View source: Bethan Moorcraft
Telematics technology is a “total game changer” for the future of the auto insurance industry. Those are the words of Gina Minick, director of product at Arity, a mobility data and analytics company that helps insurance companies leverage telematics data to drive business value and transform the customer experience.
Insurers have come on leaps and bounds with their use of telematics technology in the past 10 years, but there’s still a long way to go, according to Minick. When telematics solutions first came to market, simple on-board diagnostic (OBD) systems were used to monitor the driving movements of vehicles, capturing data such as location, speed, mileage driven and braking. Some insurers would then use that data to offer “good driving” discounts on top of existing rating plans.
Over time, as mobile data collection capabilities have improved, insurers have gained better insights, leading to “deeper connections with consumers”. This has enabled insurers to create more bespoke insurance products and to leverage telematics data for targeted marketing campaigns.
“Imagine being able to connect with the consumer by using predictive analytics to understand things like shopping intent or lifetime value – just by using their driving data,” said Minick, at a recent Reuters Future of Insurance event. “We’re seeing some really positive traction with mobile apps embedding [telematics] technology to collect driving data and offer [added] value through those experiences as well. This also allows users to opt in to get things like insurance offers.”

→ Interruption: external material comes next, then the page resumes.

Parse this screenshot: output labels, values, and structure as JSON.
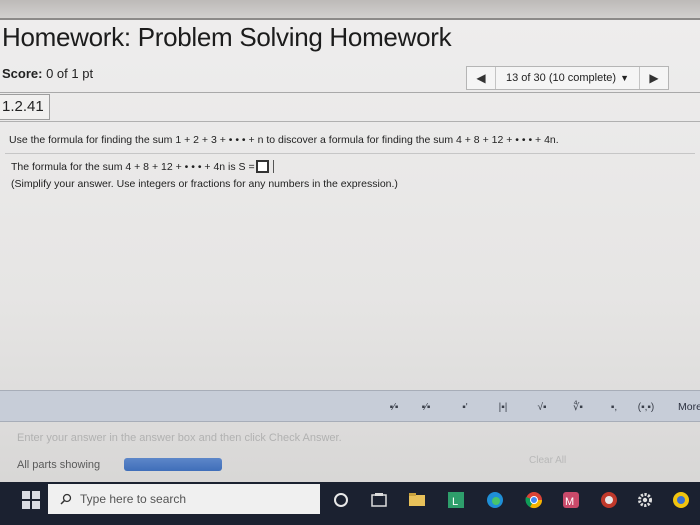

Arity, which was founded by Allstate in 2016, is taking telematics data collection to the next level. Beyond using the data collected for proactive marketing, the mobility data and analytics company wants to be able to offer a telematics-triggered driving score at the time of quote. This ability to lean into telematics data to price auto insurance from day one is, according to Minick, “a long overdue shift” that insurers have been waiting for.
“We all know that telematics data is valuable, but it’s really hard for insurance companies to get to it. Historically, we’ve had a lot more demand than we’ve had supply. Plus, it takes time from collecting that data to actually know what price those consumers should pay,” said Minick. “We also know that no-one really shares the data if they do collect it. Even though that data does exist out there, if you’re the insurance company offering your program, you’re the only one who’s collecting that driving behaviour if you insure the customer. So, it’s really hard to find the safest drivers out there to really give them low prices that they truly deserve.
“This is where partnerships with [OEMs] and companies [that manage mobile apps] really start to matter and come into play. We can leverage apps that collect data that’s already out there, and we can learn about driving behaviour before a consumer even starts shopping for auto insurance. App experiences like these can really create that supply and ultimately meet the demand to get insurance companies access to the data, which then gives customers access to insurance based on how they actually drive.”
Offering telematics insights at the point of quote will enable insurers to offer consumers the best possible product, and help them to meet increasingly high consumer expectations around the buying process in insurance.
“For safe drivers, that means you can offer a more competitive rate or even offer them more incentives to bind and retain because we know that they’re going to be valuable customers,” Minick added. “And it really opens a door for us. When we have this telematics data at scale for new business that can help us bring telematics to the forefront of our rating plans.”